Public class EmployeeNode {Employee employeedata; EmployeeNode employeeNext;}
The Append method now accepts a parameter of type EmployeeNode. You also need to create a new EmployeeLinkedList, and the linked list accepts a new EmployeeNode:
Public class EmployeeLinkedList {EmployeeNode headNode = null;}
The EmployeeLinkedList.Add () method no longer accepts an Object, but accepts an Employee:
Public void Add (Employee data) {if (headNode = = null) {headNode = new EmployeeNode (data);} else {headNode.Append (new EmployeeNode (data));}}
Similarly, indexers must be modified to accept EmployeeNode types, and so on. This does solve the problem of packing and unpacking, and adds type safety features. You can now add Employee (but not integers) to your new linear linked list, and when you extract Employee from it, type conversions are no longer needed.
EmployeeLinkedList employees = new EmployeeLinkedList (); employees.Add (new Employee ("Stephen King")); employees.Add (new Employee ("James Joyce")); employees.Add (new Employee ("William Faulkner")); / * employees.Add (5); / / try to add an integer-won't compile * / Console.WriteLine (employees); Employee e = employees [1]; Console.WriteLine ("The second Employee is" + e)
How nice! when an integer tries to implicitly convert to an Employee type, the code doesn't even pass the compiler!

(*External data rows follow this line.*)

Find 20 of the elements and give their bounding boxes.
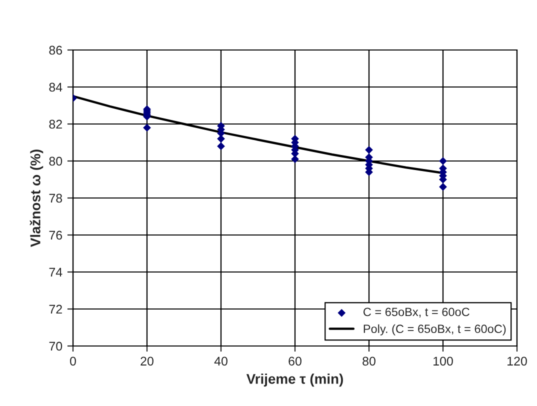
x-tick-label: 20: [140, 356, 154, 366]
y-tick-label: 72: [49, 304, 62, 314]
x-tick-label: 120: [508, 356, 527, 366]
x-tick-label: 100: [434, 356, 453, 366]
x-tick-label: 60: [288, 356, 302, 366]
x-tick-label: 40: [214, 356, 228, 366]
y-tick-label: 86: [49, 46, 62, 55]
y-tick-label: 76: [49, 230, 62, 240]
x-tick-label: 80: [362, 356, 376, 366]
y-tick-label: 70: [49, 342, 62, 351]
x-tick-label: 0: [70, 356, 76, 366]
y-tick-label: 80: [49, 156, 62, 166]
y-tick-label: 78: [49, 194, 62, 203]
y-axis-title: Vlažnost ω (%): [30, 150, 44, 247]
y-tick-label: 74: [49, 268, 62, 277]
legend-label: C = 65oBx, t = 60oC: [363, 308, 470, 318]
x-axis-title: Vrijeme τ (min): [246, 374, 343, 387]
y-tick-label: 82: [49, 120, 62, 129]
legend-label: Poly. (C = 65oBx, t = 60oC): [364, 324, 506, 336]
y-tick-label: 84: [49, 82, 62, 92]
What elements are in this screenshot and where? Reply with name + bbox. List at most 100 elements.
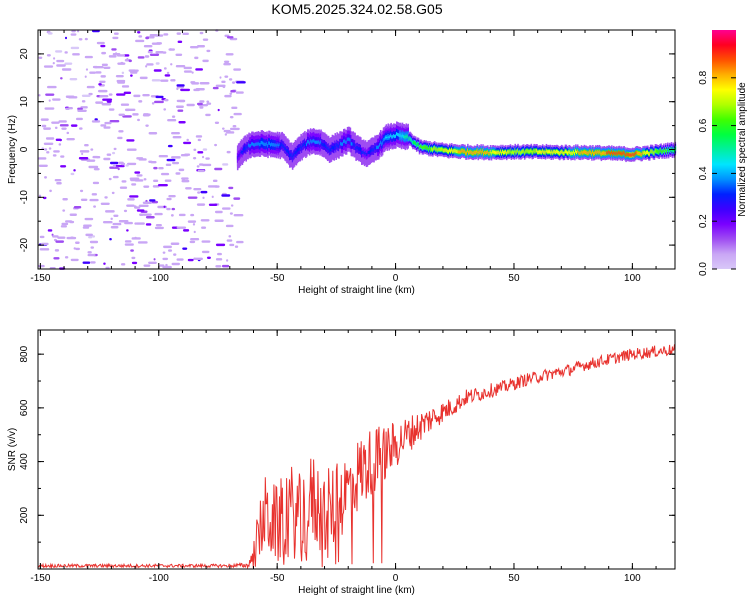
signal-band-core [406, 135, 409, 139]
signal-band-core [533, 148, 535, 153]
noise-cell [182, 229, 190, 232]
signal-band-core [669, 148, 672, 152]
signal-band-core [516, 150, 518, 154]
signal-band-core [405, 134, 408, 138]
signal-band-core [319, 141, 321, 145]
noise-cell [172, 135, 182, 139]
noise-cell [145, 216, 155, 219]
signal-band-core [258, 142, 261, 147]
noise-cell [56, 64, 66, 67]
noise-cell [115, 52, 118, 55]
signal-band-core [546, 150, 549, 154]
noise-cell [202, 38, 209, 41]
signal-band-core [498, 150, 500, 154]
signal-band-core [558, 151, 560, 155]
signal-band-core [635, 151, 638, 155]
noise-cell [121, 71, 125, 75]
noise-cell [79, 189, 84, 193]
signal-band-core [473, 150, 476, 154]
noise-cell [225, 53, 234, 56]
signal-band-core [543, 150, 546, 154]
noise-cell [126, 108, 136, 112]
signal-band-core [333, 146, 336, 150]
noise-cell [100, 124, 107, 127]
noise-cell [221, 264, 230, 268]
signal-band-core [240, 150, 243, 154]
signal-band-core [343, 139, 345, 144]
signal-band-core [573, 150, 575, 154]
signal-band-core [625, 153, 627, 158]
noise-cell [177, 40, 183, 44]
signal-band-core [440, 147, 443, 152]
noise-cell [75, 241, 80, 244]
noise-cell [201, 226, 207, 229]
noise-cell [60, 165, 67, 168]
signal-band-core [418, 146, 421, 150]
signal-band-core [550, 151, 552, 155]
noise-cell [112, 222, 122, 226]
signal-band-core [253, 143, 255, 147]
noise-cell [168, 249, 173, 252]
noise-cell [100, 202, 110, 205]
signal-band-core [351, 142, 354, 146]
signal-band-core [323, 143, 325, 147]
noise-cell [229, 115, 234, 119]
signal-band-core [448, 150, 450, 154]
noise-cell [64, 51, 68, 54]
noise-cell [147, 50, 153, 54]
signal-band-core [244, 146, 247, 150]
signal-band-core [629, 153, 631, 157]
signal-band-core [513, 151, 516, 155]
noise-cell [124, 221, 133, 225]
signal-band-core [553, 150, 555, 154]
signal-band-core [486, 150, 489, 154]
noise-cell [127, 198, 135, 201]
signal-band-core [424, 145, 427, 150]
noise-cell [124, 240, 132, 243]
spectrogram-x-tick-label: -100 [149, 273, 169, 284]
signal-band-core [467, 148, 469, 153]
noise-cell [208, 203, 218, 206]
noise-cell [61, 222, 69, 226]
signal-band-core [659, 149, 661, 153]
snr-x-tick-label: -100 [149, 573, 169, 584]
signal-band-core [586, 151, 588, 155]
colorbar-label: Normalized spectral amplitude [737, 82, 748, 217]
signal-band-core [372, 148, 374, 152]
signal-band-core [545, 148, 548, 153]
noise-cell [199, 100, 205, 103]
noise-cell [91, 193, 98, 196]
noise-cell [169, 48, 172, 51]
signal-band-core [386, 136, 389, 141]
noise-cell [93, 167, 100, 171]
signal-band-core [391, 135, 393, 139]
signal-band-core [570, 151, 572, 156]
noise-cell [231, 81, 236, 84]
noise-cell [98, 83, 102, 86]
noise-cell [116, 93, 126, 96]
colorbar-gradient [712, 30, 736, 269]
noise-cell [131, 237, 141, 240]
signal-band-core [500, 149, 502, 154]
noise-cell [175, 105, 184, 108]
noise-cell [130, 74, 133, 77]
noise-cell [224, 75, 229, 78]
noise-cell [88, 236, 93, 239]
noise-cell [236, 240, 244, 244]
signal-band-core [431, 147, 433, 151]
signal-band-core [407, 134, 409, 138]
signal-band-core [455, 149, 458, 154]
noise-cell [226, 36, 234, 39]
noise-cell [196, 165, 200, 168]
signal-band-core [524, 150, 527, 154]
signal-band-core [398, 133, 401, 138]
signal-band-core [654, 149, 657, 153]
signal-band-core [369, 150, 372, 154]
noise-cell [92, 235, 96, 238]
noise-cell [81, 152, 84, 156]
noise-cell [62, 198, 68, 201]
signal-band-core [375, 146, 377, 150]
signal-band-core [458, 149, 461, 154]
signal-band-core [576, 149, 579, 153]
noise-cell [136, 222, 145, 225]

But the downside is that every time you need to create a type-safe list, you need to do a lot of copy / paste. It's not good enough. There's no code reuse. At the same time, if you are the author of this class, you can't even know in advance what types the link list should accept, so you have to leave the job of adding type safety to the users of the class-your users.
These are all the contents of the article "how to Test Linear linked lists in programming Development". Thank you for reading! Hope to share the content to help you, more related knowledge, welcome to follow the industry information channel!